“Perseguição e controlo”: PAN acusado de assédio moral e laboral

Queixa contra o marido da líder parlamentar fala em ambiente “tóxico, intimidativo e hostil”. PAN lamenta campanha para denegrir os dirigentes.



Uma antiga funcionária do Pessoas-Animais-Natureza (PAN) terá sido vítima de assédio moral e laboral por parte do partido. Segundo uma denúncia anónima enviada aos grupos parlamentares, à qual o NOVO teve acesso, o cansaço acumulado do trabalho excessivo, as solicitações fora de horas e ao fim-de-semana, “o ambiente interno muito tóxico de controlo e perseguição” aos funcionários e as “ameaças à liberdade de expressão” levaram a que, poucos dias após as autárquicas, a funcionária (cuja identidade o NOVO preserva) tivesse metido baixa psiquiátrica.

A “gota de água” terá sido um email enviado por Albano Lemos Pires, membro da comissão política nacional (CPN) e marido da líder parlamentar, Bebiana Cunha, a responsabilizar - recorrendo a “linguagem violenta e acusatória” - o departamento a que a funcionária pertencia pelos maus resultados eleitorais, “no que consubstancia como assédio moral e laboral”, tal como se pode ler na missiva, que relata ainda que as posições “violentas” do dirigente são “habituais e conhecidas”.

A situação terá acentuado o ambiente “intimidativo e hostil” que se vive no partido.

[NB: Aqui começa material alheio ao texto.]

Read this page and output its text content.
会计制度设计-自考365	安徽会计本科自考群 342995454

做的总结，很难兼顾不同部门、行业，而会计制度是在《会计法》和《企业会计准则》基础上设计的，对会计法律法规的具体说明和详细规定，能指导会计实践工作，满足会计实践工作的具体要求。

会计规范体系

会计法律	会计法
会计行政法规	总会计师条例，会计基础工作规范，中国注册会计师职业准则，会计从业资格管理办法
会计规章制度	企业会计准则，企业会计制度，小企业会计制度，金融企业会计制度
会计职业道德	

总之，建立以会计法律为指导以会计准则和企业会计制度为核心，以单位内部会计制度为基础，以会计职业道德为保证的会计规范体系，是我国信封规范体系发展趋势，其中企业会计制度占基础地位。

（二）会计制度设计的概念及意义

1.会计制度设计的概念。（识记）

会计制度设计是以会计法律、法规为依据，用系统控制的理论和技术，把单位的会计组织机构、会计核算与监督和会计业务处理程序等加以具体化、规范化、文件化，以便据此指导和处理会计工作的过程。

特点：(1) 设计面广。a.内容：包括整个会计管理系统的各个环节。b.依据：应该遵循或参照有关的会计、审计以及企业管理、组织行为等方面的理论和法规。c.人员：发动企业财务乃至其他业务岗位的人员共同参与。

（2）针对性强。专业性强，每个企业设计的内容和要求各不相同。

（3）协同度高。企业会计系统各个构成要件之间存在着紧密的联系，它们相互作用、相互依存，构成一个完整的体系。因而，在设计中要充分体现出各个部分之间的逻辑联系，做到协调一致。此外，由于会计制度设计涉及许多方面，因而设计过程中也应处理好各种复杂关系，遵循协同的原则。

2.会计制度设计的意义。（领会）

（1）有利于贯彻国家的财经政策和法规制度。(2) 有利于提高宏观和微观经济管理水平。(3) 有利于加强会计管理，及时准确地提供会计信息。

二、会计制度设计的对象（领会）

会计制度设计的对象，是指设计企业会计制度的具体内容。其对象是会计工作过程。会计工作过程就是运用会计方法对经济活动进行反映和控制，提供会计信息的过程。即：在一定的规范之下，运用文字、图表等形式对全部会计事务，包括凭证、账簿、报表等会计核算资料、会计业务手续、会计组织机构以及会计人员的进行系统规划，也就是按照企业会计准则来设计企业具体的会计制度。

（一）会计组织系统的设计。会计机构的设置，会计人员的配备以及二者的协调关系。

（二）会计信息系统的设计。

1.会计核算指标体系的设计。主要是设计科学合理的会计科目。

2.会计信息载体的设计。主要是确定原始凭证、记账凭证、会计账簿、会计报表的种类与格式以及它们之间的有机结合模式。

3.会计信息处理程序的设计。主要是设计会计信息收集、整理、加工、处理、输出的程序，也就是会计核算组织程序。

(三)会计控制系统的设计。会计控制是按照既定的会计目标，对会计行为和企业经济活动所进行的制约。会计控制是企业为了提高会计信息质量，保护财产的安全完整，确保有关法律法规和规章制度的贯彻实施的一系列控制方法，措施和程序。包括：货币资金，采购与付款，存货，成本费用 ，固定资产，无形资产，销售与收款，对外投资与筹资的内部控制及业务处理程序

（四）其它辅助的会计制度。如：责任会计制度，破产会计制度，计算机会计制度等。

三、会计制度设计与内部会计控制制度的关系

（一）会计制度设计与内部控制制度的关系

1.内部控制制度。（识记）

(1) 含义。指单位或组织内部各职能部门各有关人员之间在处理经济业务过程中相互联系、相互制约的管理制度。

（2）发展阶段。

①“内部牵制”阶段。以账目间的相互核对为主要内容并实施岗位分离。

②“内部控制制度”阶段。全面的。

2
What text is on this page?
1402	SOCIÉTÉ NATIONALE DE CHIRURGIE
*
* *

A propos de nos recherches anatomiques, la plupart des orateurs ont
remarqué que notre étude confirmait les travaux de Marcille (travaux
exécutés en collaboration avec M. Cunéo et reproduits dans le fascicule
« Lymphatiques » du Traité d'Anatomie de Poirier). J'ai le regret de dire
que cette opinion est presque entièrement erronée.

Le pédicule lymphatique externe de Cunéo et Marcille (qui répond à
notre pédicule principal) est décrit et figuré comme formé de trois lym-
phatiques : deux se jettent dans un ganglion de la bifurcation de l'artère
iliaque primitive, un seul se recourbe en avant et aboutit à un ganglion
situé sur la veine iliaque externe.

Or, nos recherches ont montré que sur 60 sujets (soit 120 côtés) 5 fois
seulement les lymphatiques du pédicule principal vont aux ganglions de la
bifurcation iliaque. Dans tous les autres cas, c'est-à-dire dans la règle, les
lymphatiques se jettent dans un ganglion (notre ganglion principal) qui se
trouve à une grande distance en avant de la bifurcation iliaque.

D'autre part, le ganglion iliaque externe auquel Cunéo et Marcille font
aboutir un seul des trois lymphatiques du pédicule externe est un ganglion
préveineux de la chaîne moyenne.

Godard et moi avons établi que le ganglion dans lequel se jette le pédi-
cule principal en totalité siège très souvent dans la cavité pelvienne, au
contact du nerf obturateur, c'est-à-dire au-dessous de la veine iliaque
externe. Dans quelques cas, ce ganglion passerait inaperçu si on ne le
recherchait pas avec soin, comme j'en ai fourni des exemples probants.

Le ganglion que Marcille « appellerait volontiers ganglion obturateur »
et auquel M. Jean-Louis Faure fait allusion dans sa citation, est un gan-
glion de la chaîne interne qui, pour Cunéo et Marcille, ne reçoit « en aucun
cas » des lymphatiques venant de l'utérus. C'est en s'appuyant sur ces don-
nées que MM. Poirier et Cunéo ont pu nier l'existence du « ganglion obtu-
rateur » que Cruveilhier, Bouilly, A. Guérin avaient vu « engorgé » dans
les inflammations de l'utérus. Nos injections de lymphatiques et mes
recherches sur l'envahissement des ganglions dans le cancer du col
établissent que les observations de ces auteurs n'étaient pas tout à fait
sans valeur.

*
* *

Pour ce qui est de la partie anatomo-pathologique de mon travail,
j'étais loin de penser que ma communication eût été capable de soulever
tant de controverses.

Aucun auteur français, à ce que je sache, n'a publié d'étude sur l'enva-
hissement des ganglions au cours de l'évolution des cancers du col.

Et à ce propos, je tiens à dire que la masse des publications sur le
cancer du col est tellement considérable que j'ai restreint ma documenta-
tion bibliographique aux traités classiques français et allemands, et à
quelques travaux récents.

A então funcionária, entretanto exonerada, terá reencaminhado o email à comissão política permanente (CPP), pedindo que fosse dado conhecimento à CPN (liderada por Inês de Sousa Real) e que fosse desencadeado um processo disciplinar, o que não ocorreu.

Questionado pelo NOVO, o PAN defende que o email em causa foi redigido “em ambiente de pressão pós-eleitoral” e que o militante visado “apresentou de imediato e por escrito as suas desculpas”. Elogiando a profissional, com quem diz manter “excelente relação”, lamenta a “campanha lançada para denegrir o PAN e os seus dirigentes” e sublinha que esta resulta “da defesa intransigente das causas” que o movem e do momento pré-eleitoral. Já a ex-funcionária não se mostrou disponível para falar do caso.

Ainda segundo a denúncia, a CPP “esconde” ao principal órgão do partido que Bebiana Cunha não está vacinada contra a covid-19, algo que fonte do PAN nega, assegurando que a líder parlamentar se encontra imunizada.